Re: A really micro schema language from Stephen D Green on 2012-12-27 (public-microxml@w3.org from December 2012)

From: Stephen D Green <stephengreenubl@gmail.com>
Date: Thu, 27 Dec 2012 14:31:18 +0000
To: James Clark <jjc@jclark.com>
Cc: public-microxml@w3.org
Message-ID: <CAA0AChXudW_WDR2RtDC427Oc0c0QNuC4DL5egA1WPwkGfWyGGA@mail.gmail.com>

If you are going to have a schema which is like a list
of XPath (subset?) expressions: It might be important
to somehow ensure that

1) there is some sense of 100% coverage of the MicroXML
with the expressions (where needed - unless the schema
is partial)
2) there is some way to eliminate duplication - some kind
of cannonicity of expressions, say, such that no two
expressions say the same thing

For 2) it might be worth trying to ensure that there are as
few ways as possible (closest as possible to exactly one
way) to express any particular constraint. Then duplicate
logic will show as duplicate expressions.
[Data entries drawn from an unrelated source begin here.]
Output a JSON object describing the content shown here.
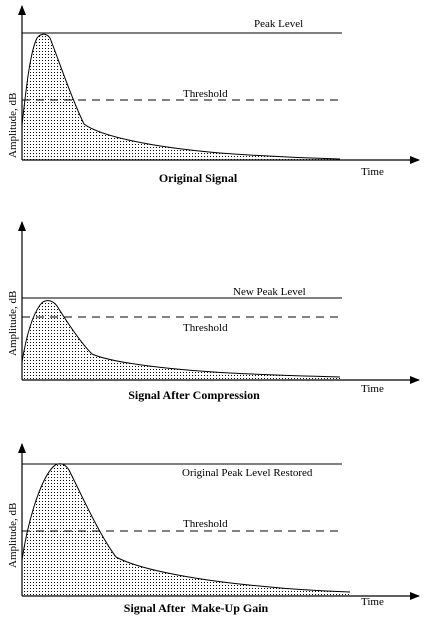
{
  "panels": [
    {
      "caption": "Original Signal",
      "y_axis_label": "Amplitude, dB",
      "x_axis_label": "Time",
      "upper_line_label": "Peak Level",
      "threshold_label": "Threshold"
    },
    {
      "caption": "Signal After Compression",
      "y_axis_label": "Amplitude, dB",
      "x_axis_label": "Time",
      "upper_line_label": "New Peak Level",
      "threshold_label": "Threshold"
    },
    {
      "caption": "Signal After  Make-Up Gain",
      "y_axis_label": "Amplitude, dB",
      "x_axis_label": "Time",
      "upper_line_label": "Original Peak Level Restored",
      "threshold_label": "Threshold"
    }
  ]
}
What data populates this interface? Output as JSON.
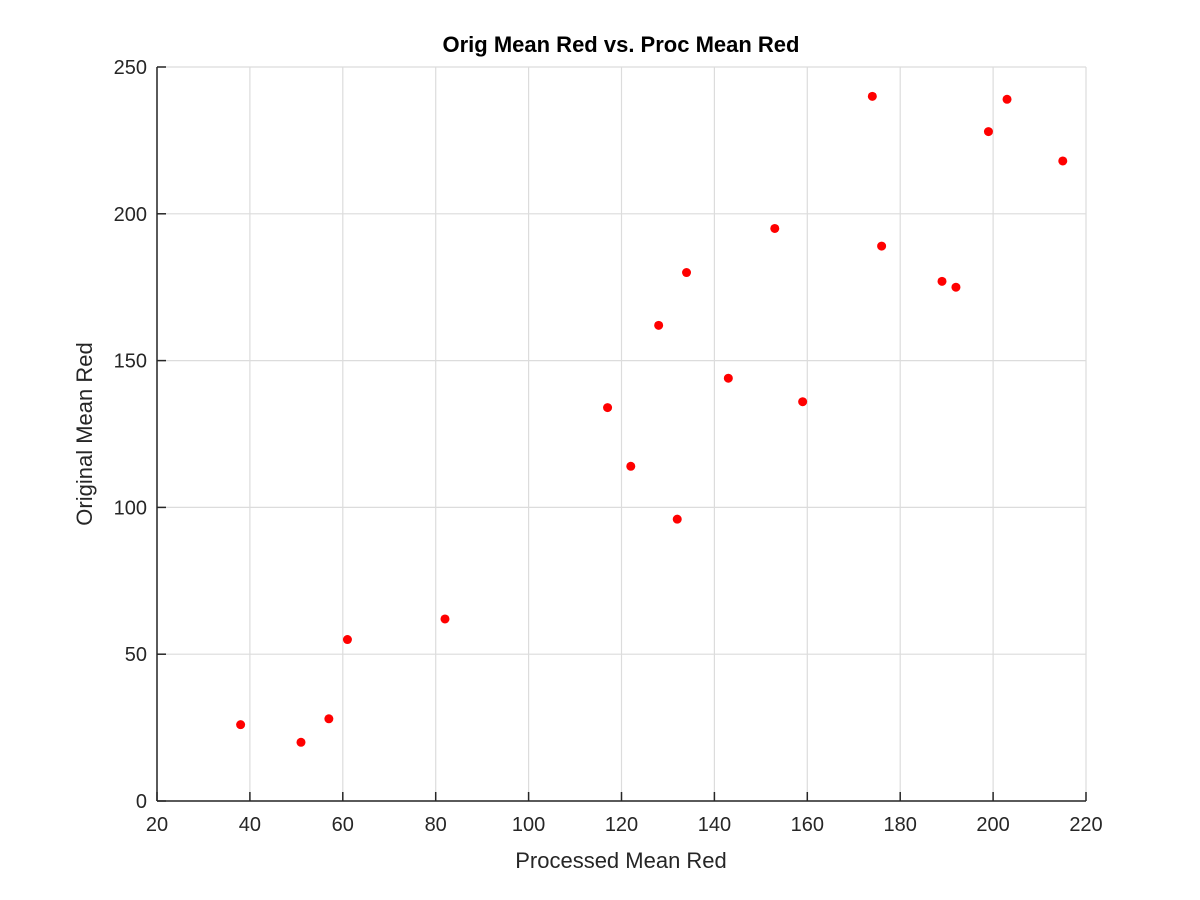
{
  "chart_data": {
    "type": "scatter",
    "title": "Orig Mean Red vs. Proc Mean Red",
    "xlabel": "Processed Mean Red",
    "ylabel": "Original Mean Red",
    "xlim": [
      20,
      220
    ],
    "ylim": [
      0,
      250
    ],
    "xticks": [
      20,
      40,
      60,
      80,
      100,
      120,
      140,
      160,
      180,
      200,
      220
    ],
    "yticks": [
      0,
      50,
      100,
      150,
      200,
      250
    ],
    "grid": true,
    "marker_color": "#ff0000",
    "series": [
      {
        "points": [
          {
            "x": 38,
            "y": 26
          },
          {
            "x": 51,
            "y": 20
          },
          {
            "x": 57,
            "y": 28
          },
          {
            "x": 61,
            "y": 55
          },
          {
            "x": 82,
            "y": 62
          },
          {
            "x": 117,
            "y": 134
          },
          {
            "x": 122,
            "y": 114
          },
          {
            "x": 128,
            "y": 162
          },
          {
            "x": 132,
            "y": 96
          },
          {
            "x": 134,
            "y": 180
          },
          {
            "x": 143,
            "y": 144
          },
          {
            "x": 153,
            "y": 195
          },
          {
            "x": 159,
            "y": 136
          },
          {
            "x": 174,
            "y": 240
          },
          {
            "x": 176,
            "y": 189
          },
          {
            "x": 189,
            "y": 177
          },
          {
            "x": 192,
            "y": 175
          },
          {
            "x": 199,
            "y": 228
          },
          {
            "x": 203,
            "y": 239
          },
          {
            "x": 215,
            "y": 218
          }
        ]
      }
    ]
  }
}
I would think a strict, perhaps minimal subset of XPath
might be a way to achieve this. Guessing it would have
a preference for the more succinct shorthand ways to
say something. However, it does get complicated to say
something simple like count(//form//form)=0
or something like count(//form)>=0, even with the shorthand
so an even shorter shorthand might be needed, as has
already been implied, e.g. dropping the 'count()' and the
leading '//' and perhaps replacing the '=0' or '>=0' with
something like the Kleene characters you have in DTDs.
If the choice to use Kleene characters like * and + is made
then it might be best to combine MicroXPaths with other
entities on one line so I suggest separators like those I
mentioned recently on XML-Dev for a similar discussion
http://lists.xml.org/archives/xml-dev/201212/msg00058.html
could be identified: I suggested using the XML-illegal
characters like ampersand and less-than so that line-endings
can be avoided (in case they are needed as part of the
actual expressions). Then you could have something like

//form&+<//form//form&-

or even, more abbreviated (more implicit assumptions):

form&+<form//form&-

to say that a form element can be included (anywhere)
but cannot have a descendant element named 'form'.
(The & separates the MicroXPath-esque expression from
the Kleene cardinality character and the < separates one
such combined statement from the next.)

Having just two (or perhaps three) parts to a statement
and having such a limited subset that as near as possible to
exactly one way exists to state the same thing thing helps
to assure that there can be a clear determination of what
consitutes as close as possible to 100% coverage of
a MicroXML instance.

----
Stephen D Green

On 19 December 2012 04:16, Liam R E Quin <liam@w3.org> wrote:

> On Tue, 2012-12-18 at 16:49 +0700, James Clark wrote:
> > Here's an idea I was playing around with a while ago.  It relates to the
> > PossibleChildren property John mentioned.
> >
> > Imagine a really, really simple schema language that
> >
> > - uses a non-XML syntax;
>
> I'm not sure I want to do that. Why should I need a second parser when
> I've already got microXML and it's supposed to be perfect for this sort
> of thing? If not MicroXML, why not JSON?
>
> >  p !/ p
> >
> > A p element must not have a p child element.
>
> If you're really going to invent an expression language, !(p / p) is at
> least a little clearer. Or, not(p/p) and use a subset of XPath.
>
> Or, almost examplotron-style,
>
>   <p><not><p></not></p>
>
> I know CSS selectors have also been mentioned. But they are complex and
> hopelessly non-general and ad-hoc, and tend to hard-wire knowledge of
> HTML rather too easily.
>
> Liam
>
> --
> Liam Quin - XML Activity Lead, W3C, http://www.w3.org/People/Quin/
> Pictures from old books: http://fromoldbooks.org/
>
>
>

Received on Thursday, 27 December 2012 14:32:06 UTC